Artist Statement: My current portraits evolved out of many years of photographing people, especially my husband, the poet, Jim Moore, and creating a persona using him as what I sometimes call “my beloved Everyman.” In my pictures, Jim is a middle aged man doing non-dramatic things: sleeping or sitting or reading the newspaper. Although they began as descriptive works with psychological overtones, these portraits have increasingly been about the viewer’s relationship to Moore rather than Moore himself. He is life-size in all but a few images, and I have organized and chosen the subject matter that surrounds him to create an experience for the viewer that closely parallels an experience of looking in the world, to the point that boundaries become blurred.

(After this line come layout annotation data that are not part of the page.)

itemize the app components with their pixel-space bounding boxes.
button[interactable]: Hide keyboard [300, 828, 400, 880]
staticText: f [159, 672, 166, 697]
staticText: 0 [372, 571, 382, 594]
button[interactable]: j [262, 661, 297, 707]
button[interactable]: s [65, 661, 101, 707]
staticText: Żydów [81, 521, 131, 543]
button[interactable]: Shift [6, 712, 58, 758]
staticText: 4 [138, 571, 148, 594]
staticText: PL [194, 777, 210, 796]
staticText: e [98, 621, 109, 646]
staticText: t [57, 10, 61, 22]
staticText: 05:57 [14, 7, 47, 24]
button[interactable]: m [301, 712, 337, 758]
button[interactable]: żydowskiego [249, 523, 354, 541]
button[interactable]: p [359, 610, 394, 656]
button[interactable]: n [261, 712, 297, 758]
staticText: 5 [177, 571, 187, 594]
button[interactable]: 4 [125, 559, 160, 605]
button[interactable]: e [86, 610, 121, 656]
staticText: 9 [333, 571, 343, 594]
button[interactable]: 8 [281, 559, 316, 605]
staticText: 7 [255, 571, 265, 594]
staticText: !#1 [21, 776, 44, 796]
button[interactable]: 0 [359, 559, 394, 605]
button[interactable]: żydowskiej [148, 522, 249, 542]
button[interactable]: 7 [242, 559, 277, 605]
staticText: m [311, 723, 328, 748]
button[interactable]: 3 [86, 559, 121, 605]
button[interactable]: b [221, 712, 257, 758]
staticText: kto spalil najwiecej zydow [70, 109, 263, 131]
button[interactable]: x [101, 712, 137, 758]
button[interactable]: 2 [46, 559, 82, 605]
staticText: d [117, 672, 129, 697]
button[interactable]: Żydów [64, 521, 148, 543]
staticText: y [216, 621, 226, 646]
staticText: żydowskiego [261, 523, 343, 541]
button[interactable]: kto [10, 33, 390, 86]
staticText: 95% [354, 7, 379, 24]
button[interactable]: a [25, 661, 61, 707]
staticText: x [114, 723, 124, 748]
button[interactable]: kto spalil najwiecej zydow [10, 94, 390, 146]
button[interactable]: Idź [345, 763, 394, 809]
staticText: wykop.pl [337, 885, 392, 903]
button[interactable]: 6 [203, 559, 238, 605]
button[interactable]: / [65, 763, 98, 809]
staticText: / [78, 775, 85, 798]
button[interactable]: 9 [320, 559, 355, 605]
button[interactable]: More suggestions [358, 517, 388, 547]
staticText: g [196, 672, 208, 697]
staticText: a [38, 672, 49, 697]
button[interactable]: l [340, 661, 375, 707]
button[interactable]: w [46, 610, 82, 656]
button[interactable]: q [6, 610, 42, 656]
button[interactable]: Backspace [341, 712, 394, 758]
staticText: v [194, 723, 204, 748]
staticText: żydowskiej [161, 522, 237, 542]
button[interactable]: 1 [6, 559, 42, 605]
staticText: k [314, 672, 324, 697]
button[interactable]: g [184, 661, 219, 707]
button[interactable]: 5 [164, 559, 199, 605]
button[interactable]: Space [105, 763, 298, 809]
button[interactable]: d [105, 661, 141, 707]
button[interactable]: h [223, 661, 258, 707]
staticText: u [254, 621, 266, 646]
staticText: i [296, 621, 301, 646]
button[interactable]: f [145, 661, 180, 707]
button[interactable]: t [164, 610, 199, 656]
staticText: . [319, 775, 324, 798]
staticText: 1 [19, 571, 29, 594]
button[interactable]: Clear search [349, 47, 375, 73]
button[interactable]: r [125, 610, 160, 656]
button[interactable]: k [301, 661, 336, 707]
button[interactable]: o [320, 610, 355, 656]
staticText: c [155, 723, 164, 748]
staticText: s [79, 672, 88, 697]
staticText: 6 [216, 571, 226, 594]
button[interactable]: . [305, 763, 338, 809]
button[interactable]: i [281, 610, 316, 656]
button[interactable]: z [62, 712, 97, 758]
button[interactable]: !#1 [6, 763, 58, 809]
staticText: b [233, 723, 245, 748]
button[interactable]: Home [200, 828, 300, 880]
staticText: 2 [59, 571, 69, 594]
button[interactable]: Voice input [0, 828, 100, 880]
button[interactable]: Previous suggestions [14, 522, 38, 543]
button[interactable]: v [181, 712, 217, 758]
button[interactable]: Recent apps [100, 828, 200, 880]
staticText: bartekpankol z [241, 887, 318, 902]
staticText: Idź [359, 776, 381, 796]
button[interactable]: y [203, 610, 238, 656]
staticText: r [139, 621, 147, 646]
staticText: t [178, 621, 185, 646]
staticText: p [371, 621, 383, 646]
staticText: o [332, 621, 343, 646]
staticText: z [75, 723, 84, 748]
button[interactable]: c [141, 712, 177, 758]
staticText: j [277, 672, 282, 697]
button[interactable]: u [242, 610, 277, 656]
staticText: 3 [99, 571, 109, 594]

Issues of intimacy, power in relationships, and so on—daily life stuff that we aren’t necessarily conscious of, but that goes on all the time—enter these portraits. My style is as relaxed as a snapshot precisely to invite the viewer to slip inside the picture-place/situation as we so easily enter a snapshot. To a greater and greater extent, the human element—Jim or my niece, Mira, for example—has been entangled or surrounded with culturally symbolic or metaphorical elements. The landscape or “ground” behind the “figure” is not secondary or incidental.
For twenty-five years I’ve also worked extensively with dancers and others in the time-based arts. The evolution of my photographic practice has been to treat photographs more and more like site specific sculpture, thinking of the room in which they will be seen, the viewer’s scale in relationship to the scale of my subject matter, how the viewer’s time will relate to the implied time in the photograph, and other such issues that are familiar to practitioners of dance, installation, architecture, and theater, but haven’t been traditional issues of photography.
I am dedicated to reaching out beyond the boundaries that separate us as isolated individuals.
Biography: JoAnn Verburg’s photographs have been exhibited nationally in museums and galleries, and are in collections of The Boston Museum of Fine Arts, The LA County Museum, The San Francisco Museum of Modern Art, The Whitney Museum, The Minneapolis Institute of Art, The National Portrait Gallery, The International Center of Photography, The International Museum of Photography at George Eastman House, The Museum of Contemporary Photography (Chicago) The Weisman Art Museum, The Wellesley College Museum, The Museum of Fine Arts (Houston) and The Museum of Modern Art (New York) among others. Verburg received a Guggenheim Fellowship in 1986.
Verburg was a founding member of The Rephotographic Survey Project in Colorado, and located sites that had been photographed in the 19th century and rephotographed them as they appeared in 1977. In 1980 she created The Visiting Artist Program for Polaroid Corp.in Massachusetts. Since 1990 she has created public art for the Hiawatha branch of the Minneapolis Light Rail, The University of Minnesota, and The Mill City Museum in Minneapolis, as well as three collaborative artworks at Art Park near Niagara Falls with her husband, poet Jim Moore.
The Museum of Modern Art has recently announced plans for a mid-career retrospective of her work from July 15 through October 8, 2007.